The reason we don’t remember whether we locked the front door, turned off the oven or put our car keys in our bag is because simple tasks that don’t require focus allow our mind to wander. After all, if it’s not needed, why should it hang around?
“Attention is critical for initiating memory formation,” says The Florey Institute’s Dr Jee Hyun Kim in his comic explainer how memory works.
When you remain present (i.e. immerse yourself fully in the task at hand, however menial it may be) you activate your working memory long enough for you to recall that you did, in fact, switch off the iron before leaving the house. Yay, emergency averted!
We have different kinds of memory for different things: short-term, long-term, episodic, procedural, semantic, etc. The key to all of them is attention. If you don’t pay attention, you’re not going to remember. Period. 
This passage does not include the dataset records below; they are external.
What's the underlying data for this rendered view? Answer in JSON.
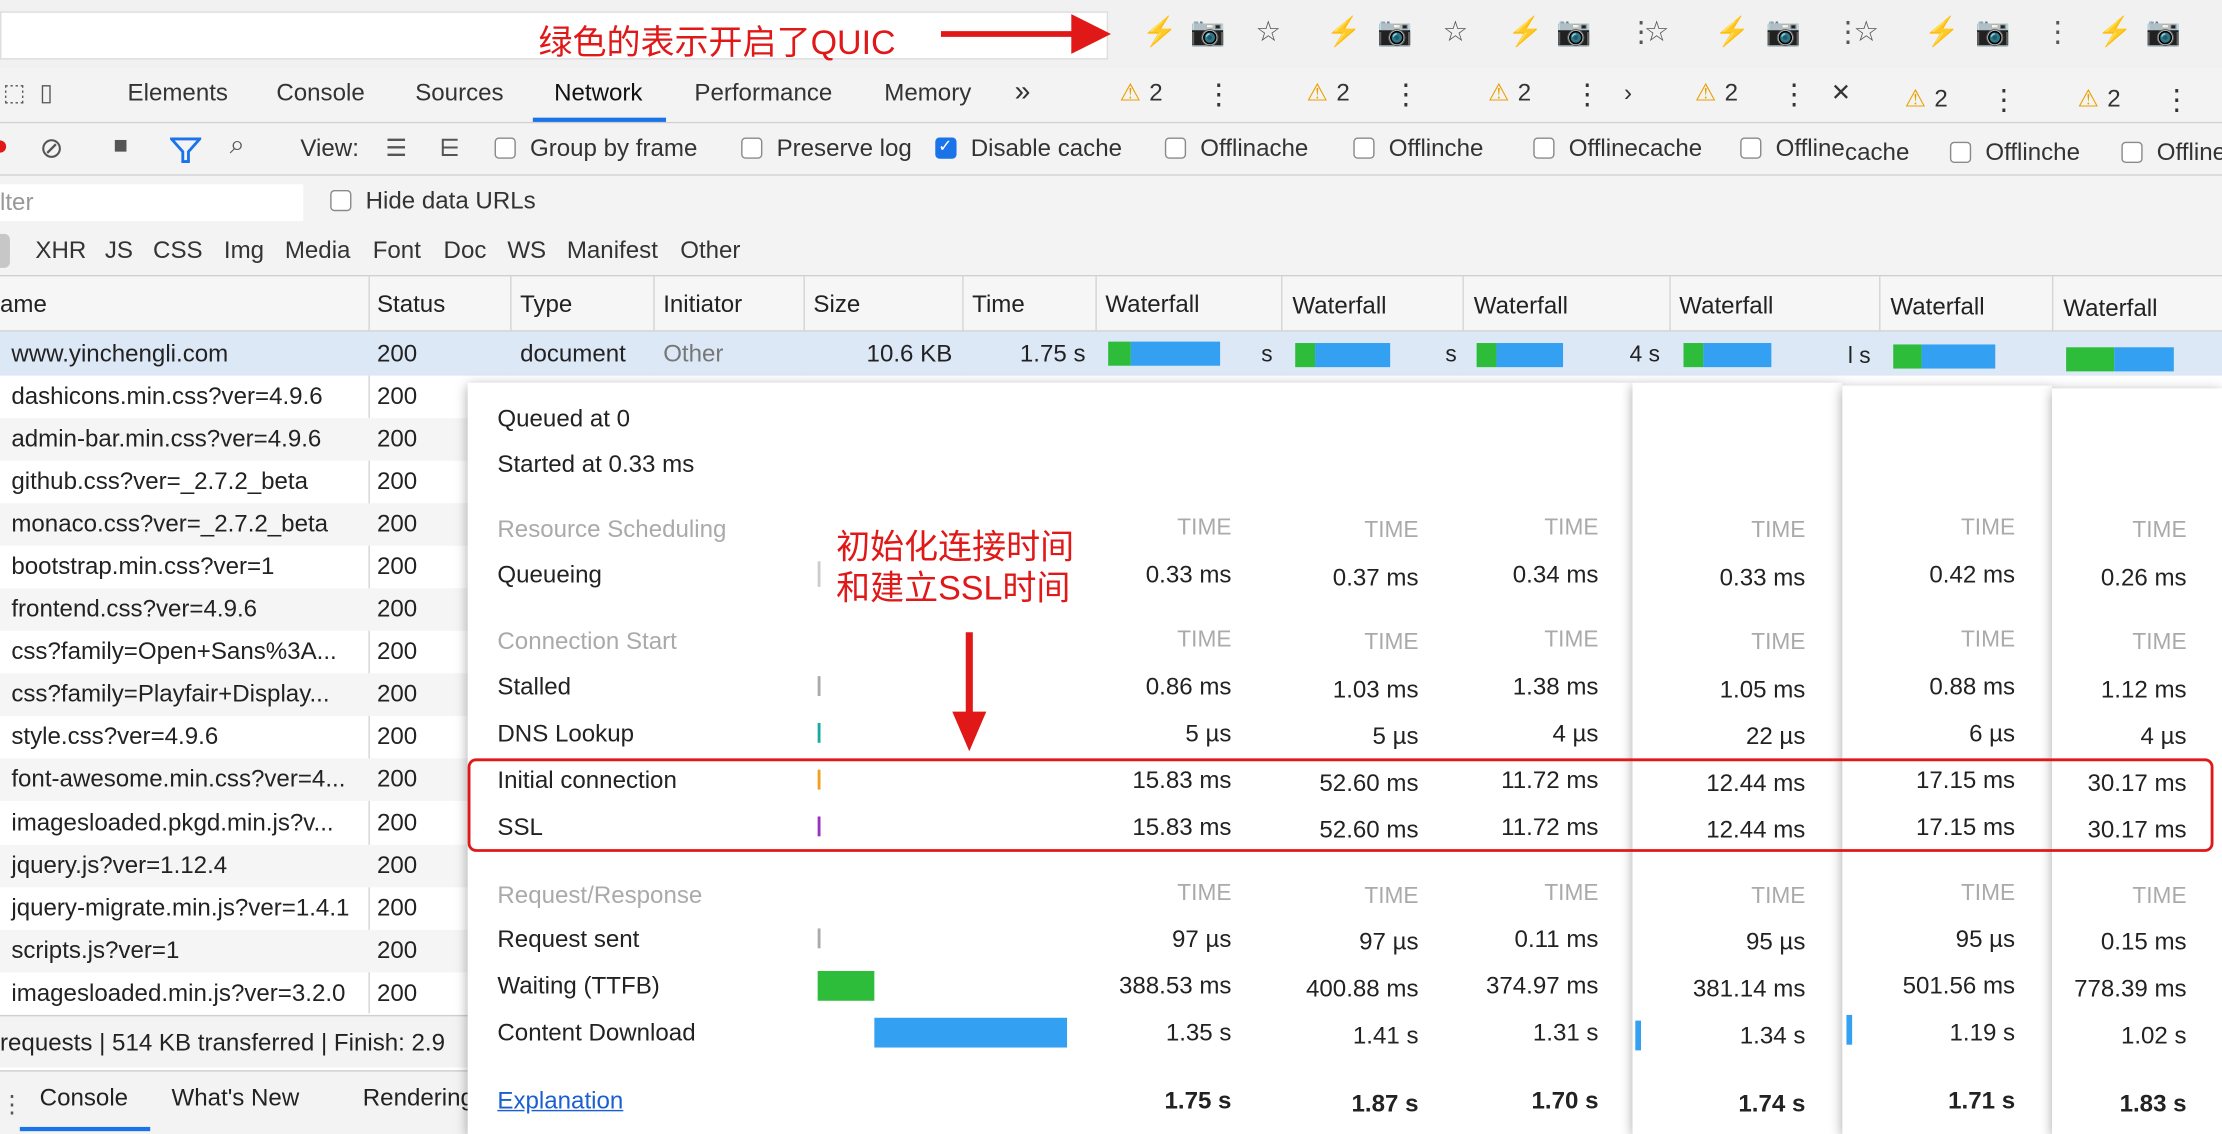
{
  "annotations": {
    "quic_note": "绿色的表示开启了QUIC",
    "conn_note_line1": "初始化连接时间",
    "conn_note_line2": "和建立SSL时间"
  },
  "browser": {
    "icons": [
      "bolt-icon",
      "camera-icon",
      "star-icon",
      "menu-dots-icon"
    ],
    "bolt_color": "#2dbd3a"
  },
  "devtools": {
    "tabs": [
      "Elements",
      "Console",
      "Sources",
      "Network",
      "Performance",
      "Memory"
    ],
    "more": "»",
    "active_tab": "Network",
    "warning_count": "2",
    "toolbar": {
      "view_label": "View:",
      "group_by_frame": "Group by frame",
      "preserve_log": "Preserve log",
      "disable_cache": "Disable cache",
      "offline": "Offline",
      "clipped_1": "Offlinache",
      "clipped_2": "Offlinche",
      "clipped_3": "Offlinecache",
      "clipped_4": "Offline",
      "clipped_5": "cache"
    },
    "filter": {
      "placeholder_partial": "lter",
      "hide_data_urls": "Hide data URLs"
    },
    "types": [
      "XHR",
      "JS",
      "CSS",
      "Img",
      "Media",
      "Font",
      "Doc",
      "WS",
      "Manifest",
      "Other"
    ],
    "columns": {
      "name": "ame",
      "status": "Status",
      "type": "Type",
      "initiator": "Initiator",
      "size": "Size",
      "time": "Time",
      "waterfall": "Waterfall"
    },
    "selected_row": {
      "name": "www.yinchengli.com",
      "status": "200",
      "type": "document",
      "initiator": "Other",
      "size": "10.6 KB",
      "time": "1.75 s"
    },
    "rows": [
      {
        "name": "dashicons.min.css?ver=4.9.6",
        "status": "200"
      },
      {
        "name": "admin-bar.min.css?ver=4.9.6",
        "status": "200"
      },
      {
        "name": "github.css?ver=_2.7.2_beta",
        "status": "200"
      },
      {
        "name": "monaco.css?ver=_2.7.2_beta",
        "status": "200"
      },
      {
        "name": "bootstrap.min.css?ver=1",
        "status": "200"
      },
      {
        "name": "frontend.css?ver=4.9.6",
        "status": "200"
      },
      {
        "name": "css?family=Open+Sans%3A...",
        "status": "200"
      },
      {
        "name": "css?family=Playfair+Display...",
        "status": "200"
      },
      {
        "name": "style.css?ver=4.9.6",
        "status": "200"
      },
      {
        "name": "font-awesome.min.css?ver=4...",
        "status": "200"
      },
      {
        "name": "imagesloaded.pkgd.min.js?v...",
        "status": "200"
      },
      {
        "name": "jquery.js?ver=1.12.4",
        "status": "200"
      },
      {
        "name": "jquery-migrate.min.js?ver=1.4.1",
        "status": "200"
      },
      {
        "name": "scripts.js?ver=1",
        "status": "200"
      },
      {
        "name": "imagesloaded.min.js?ver=3.2.0",
        "status": "200"
      }
    ],
    "status_bar": "requests | 514 KB transferred | Finish: 2.9",
    "drawer_tabs": [
      "Console",
      "What's New",
      "Rendering"
    ],
    "clip_marks": [
      "s",
      "s",
      "s",
      "4 s",
      "l s"
    ]
  },
  "timing": {
    "queued": "Queued at 0",
    "started": "Started at 0.33 ms",
    "time_header": "TIME",
    "sections": {
      "scheduling": "Resource Scheduling",
      "connection": "Connection Start",
      "request": "Request/Response"
    },
    "labels": {
      "queueing": "Queueing",
      "stalled": "Stalled",
      "dns": "DNS Lookup",
      "initial": "Initial connection",
      "ssl": "SSL",
      "sent": "Request sent",
      "waiting": "Waiting (TTFB)",
      "download": "Content Download"
    },
    "explanation": "Explanation",
    "columns": [
      {
        "queueing": "0.33 ms",
        "stalled": "0.86 ms",
        "dns": "5 µs",
        "initial": "15.83 ms",
        "ssl": "15.83 ms",
        "sent": "97 µs",
        "waiting": "388.53 ms",
        "download": "1.35 s",
        "total": "1.75 s"
      },
      {
        "queueing": "0.37 ms",
        "stalled": "1.03 ms",
        "dns": "5 µs",
        "initial": "52.60 ms",
        "ssl": "52.60 ms",
        "sent": "97 µs",
        "waiting": "400.88 ms",
        "download": "1.41 s",
        "total": "1.87 s"
      },
      {
        "queueing": "0.34 ms",
        "stalled": "1.38 ms",
        "dns": "4 µs",
        "initial": "11.72 ms",
        "ssl": "11.72 ms",
        "sent": "0.11 ms",
        "waiting": "374.97 ms",
        "download": "1.31 s",
        "total": "1.70 s"
      },
      {
        "queueing": "0.33 ms",
        "stalled": "1.05 ms",
        "dns": "22 µs",
        "initial": "12.44 ms",
        "ssl": "12.44 ms",
        "sent": "95 µs",
        "waiting": "381.14 ms",
        "download": "1.34 s",
        "total": "1.74 s"
      },
      {
        "queueing": "0.42 ms",
        "stalled": "0.88 ms",
        "dns": "6 µs",
        "initial": "17.15 ms",
        "ssl": "17.15 ms",
        "sent": "95 µs",
        "waiting": "501.56 ms",
        "download": "1.19 s",
        "total": "1.71 s"
      },
      {
        "queueing": "0.26 ms",
        "stalled": "1.12 ms",
        "dns": "4 µs",
        "initial": "30.17 ms",
        "ssl": "30.17 ms",
        "sent": "0.15 ms",
        "waiting": "778.39 ms",
        "download": "1.02 s",
        "total": "1.83 s"
      }
    ]
  }
}
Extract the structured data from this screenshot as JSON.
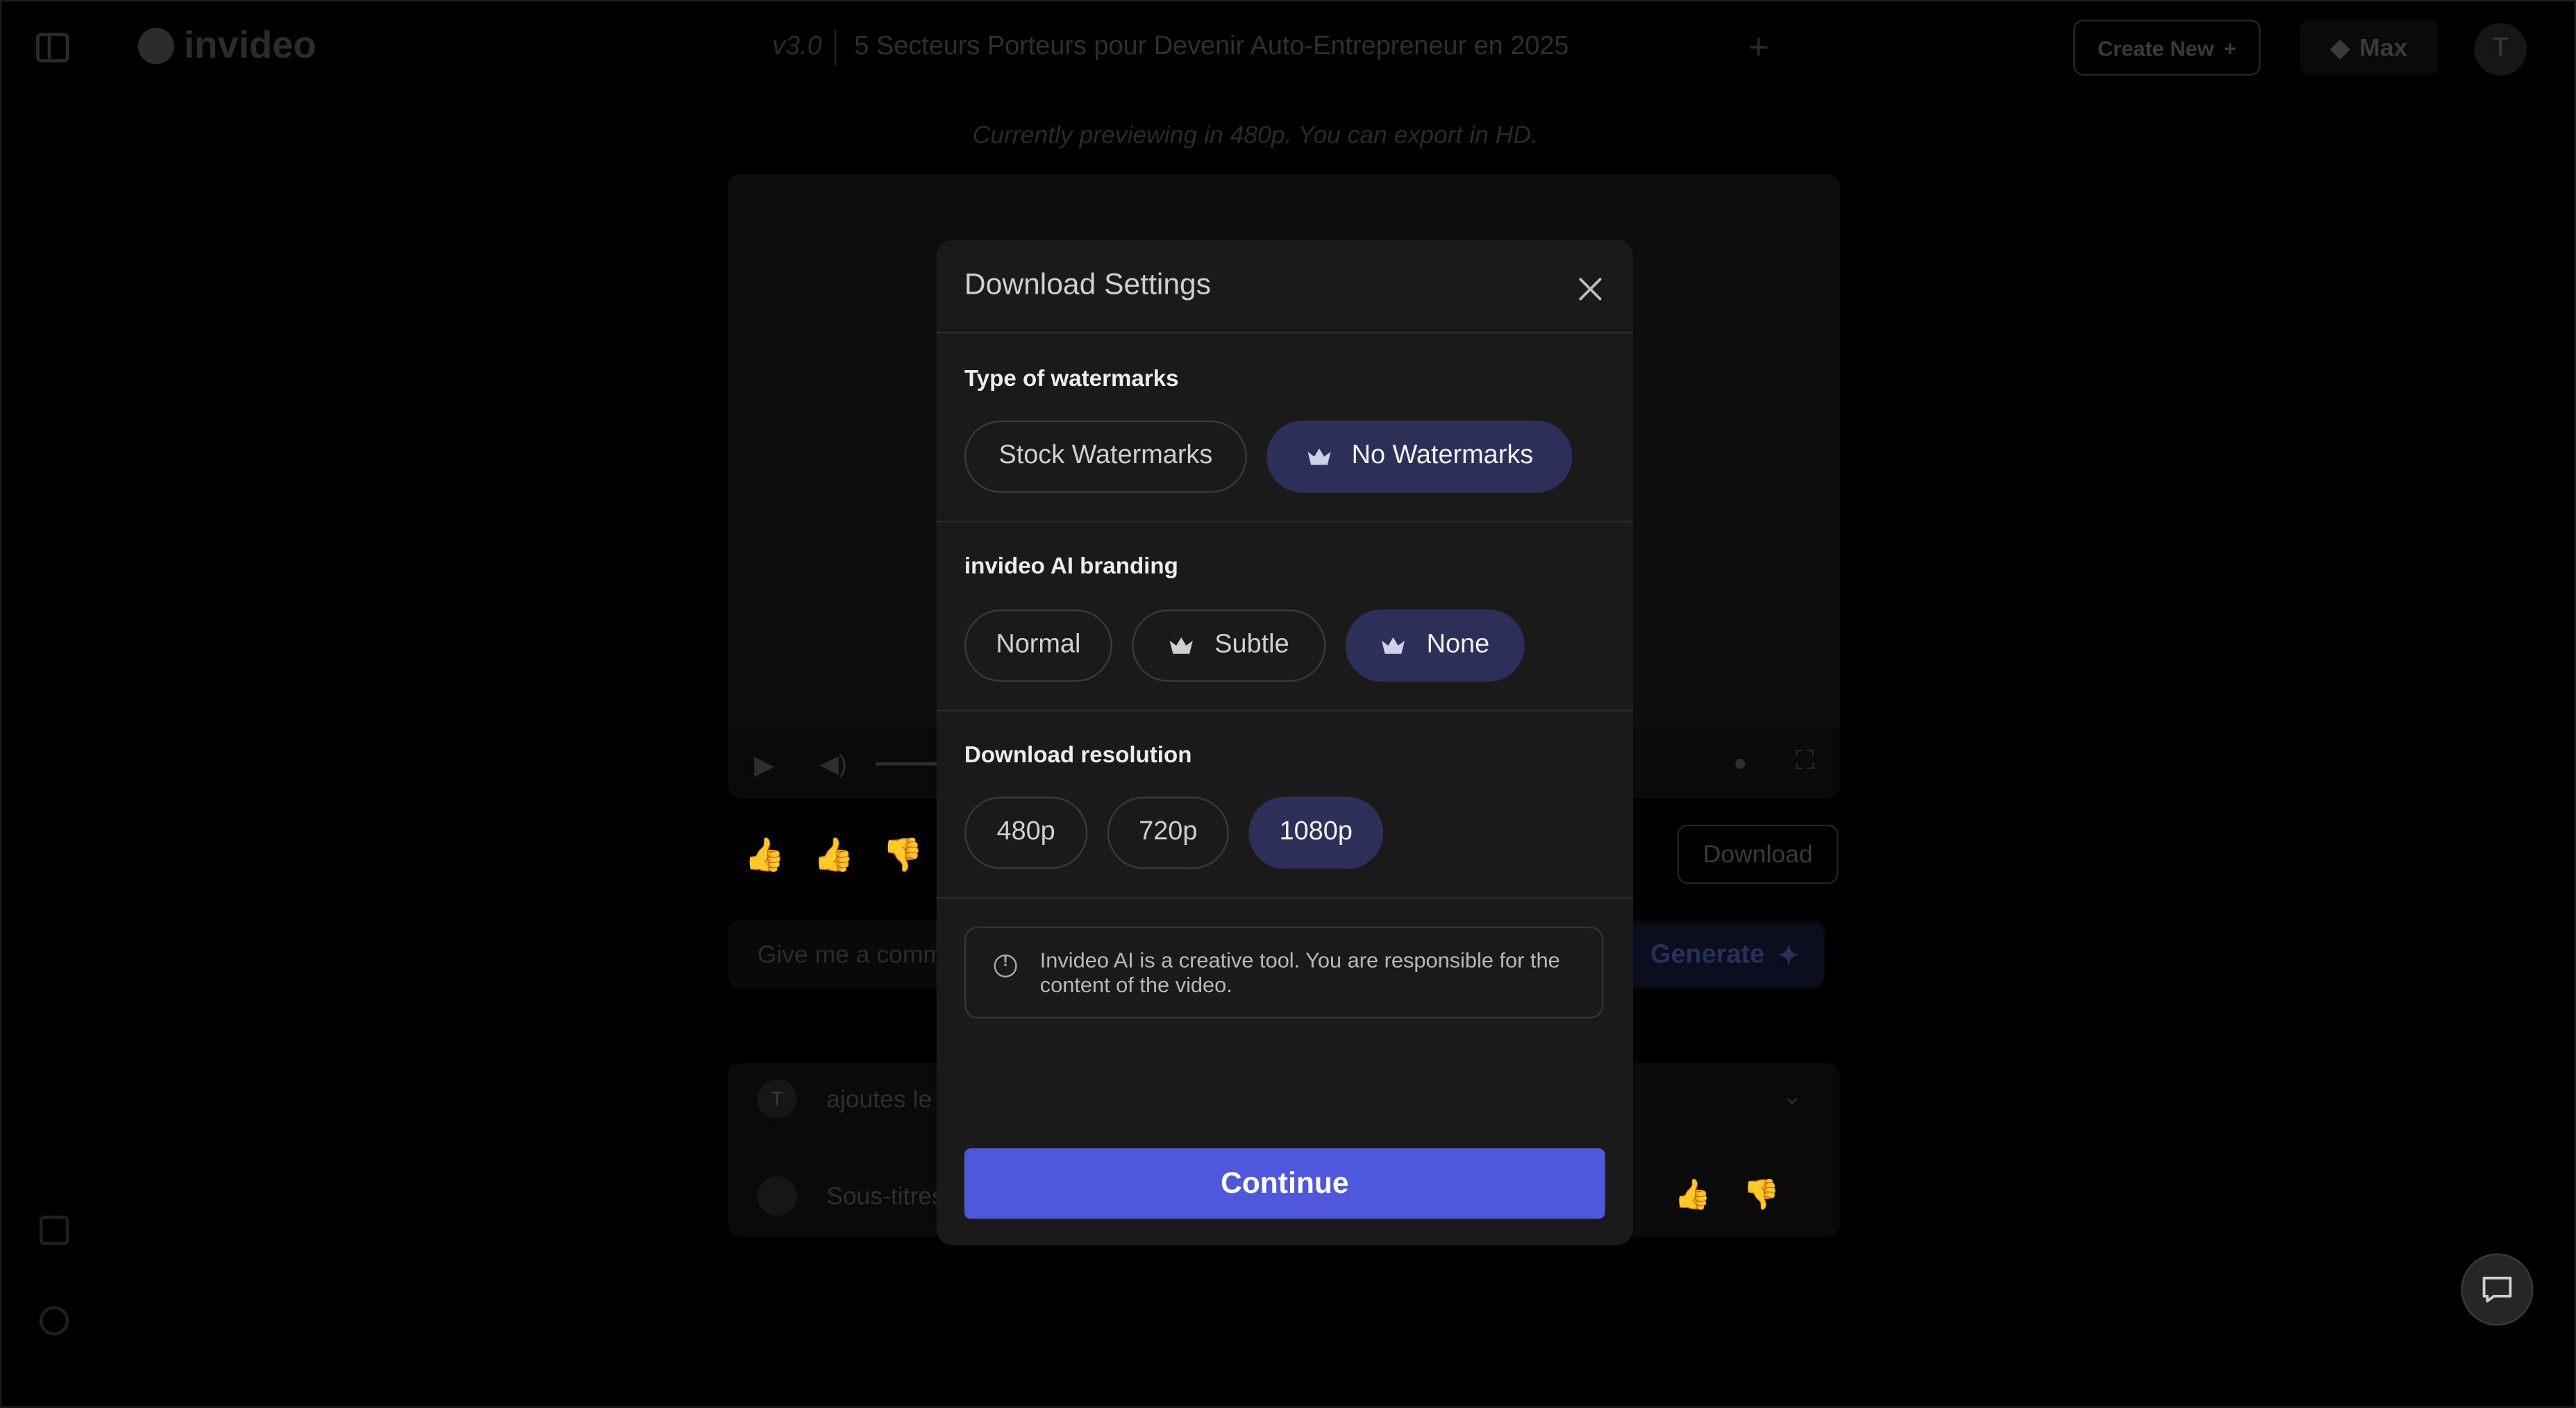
{
  "header": {
    "brand": "invideo",
    "version": "v3.0",
    "project_title": "5 Secteurs Porteurs pour Devenir Auto-Entrepreneur en 2025",
    "create_new_label": "Create New",
    "plan_label": "Max",
    "avatar_initial": "T"
  },
  "preview_note": "Currently previewing in 480p. You can export in HD.",
  "background": {
    "download_label": "Download",
    "prompt_placeholder": "Give me a comm",
    "generate_label": "Generate",
    "chat_items": [
      {
        "avatar": "T",
        "text": "ajoutes le"
      },
      {
        "avatar": "",
        "text": "Sous-titres"
      }
    ]
  },
  "modal": {
    "title": "Download Settings",
    "watermarks": {
      "label": "Type of watermarks",
      "options": [
        "Stock Watermarks",
        "No Watermarks"
      ],
      "selected": "No Watermarks"
    },
    "branding": {
      "label": "invideo AI branding",
      "options": [
        "Normal",
        "Subtle",
        "None"
      ],
      "selected": "None"
    },
    "resolution": {
      "label": "Download resolution",
      "options": [
        "480p",
        "720p",
        "1080p"
      ],
      "selected": "1080p"
    },
    "notice": "Invideo AI is a creative tool. You are responsible for the content of the video.",
    "continue_label": "Continue"
  },
  "colors": {
    "accent": "#4f57da",
    "selected_pill": "#2c2f57",
    "modal_bg": "#1a1a1a"
  }
}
IS IT POSSIBLE TO DEVELOP A GREAT MEMORY? 

Joshua Foer —author of Moonwalking with Einstein: The Art and Science of Remembering Everything— claims he used to be just as forgetful as the rest of us. Phone numbers and car keys were things he knew he had, he just didn’t know where.

He figured that was just how it went. Some people had great memories, others, well, they lost their car keys.
That all changed when he found himself at the U.S. Memory Championships and learned the participants weren’t savants (as he’d assumed), but regular folks with average recollection abilities.
As a journalist, Joshua wanted desperately to write about what he’d gleaned from hanging out with these memory geeks. Given that the championships were duller than a cardboard knife, he decided a participatory approach would work best.
Joshua returned the following year as an entrant and, spoiler alert: he took first place. Interestingly, the newly-crowned memory champ’s biggest takeaway from the experience wasn’t the extent to which he was able to hone his recall skills.

REMEMBER TO REMEMBER.


What Joshua learned in the year he spent preparing for the memory championships was that we all have latent in us the ability to perform incredible feats of memory. It’s simply a matter of learning and applying memory techniques.
Much like when you go to the gym and work out, your muscles grow fitter, stronger and more defined. So, too, does your brain (and memory) respond when put through its paces on a regular basis.
The thing is, in order to live a memorable life, you have to be, as he says, “…the kind of person who remembers to remember.”

STEP AWAY FROM YOUR DEVICES TO IMPROVE YOUR MEMORY.

When we lose ourselves in our devices, we’re losing more than just time. We’re losing the ability to process deeply. Everything we take in is ‘screen deep.’ More importantly, we’re losing the ability to pay full attention.
There are plenty of tips and tricks to improve your short-term memory and any number of memory loss remedies available for you to try. But a far easier approach is simply to put away your smartphone and immerse yourself fully in the present moment.
When you do that, your recall capabilities increase exponentially.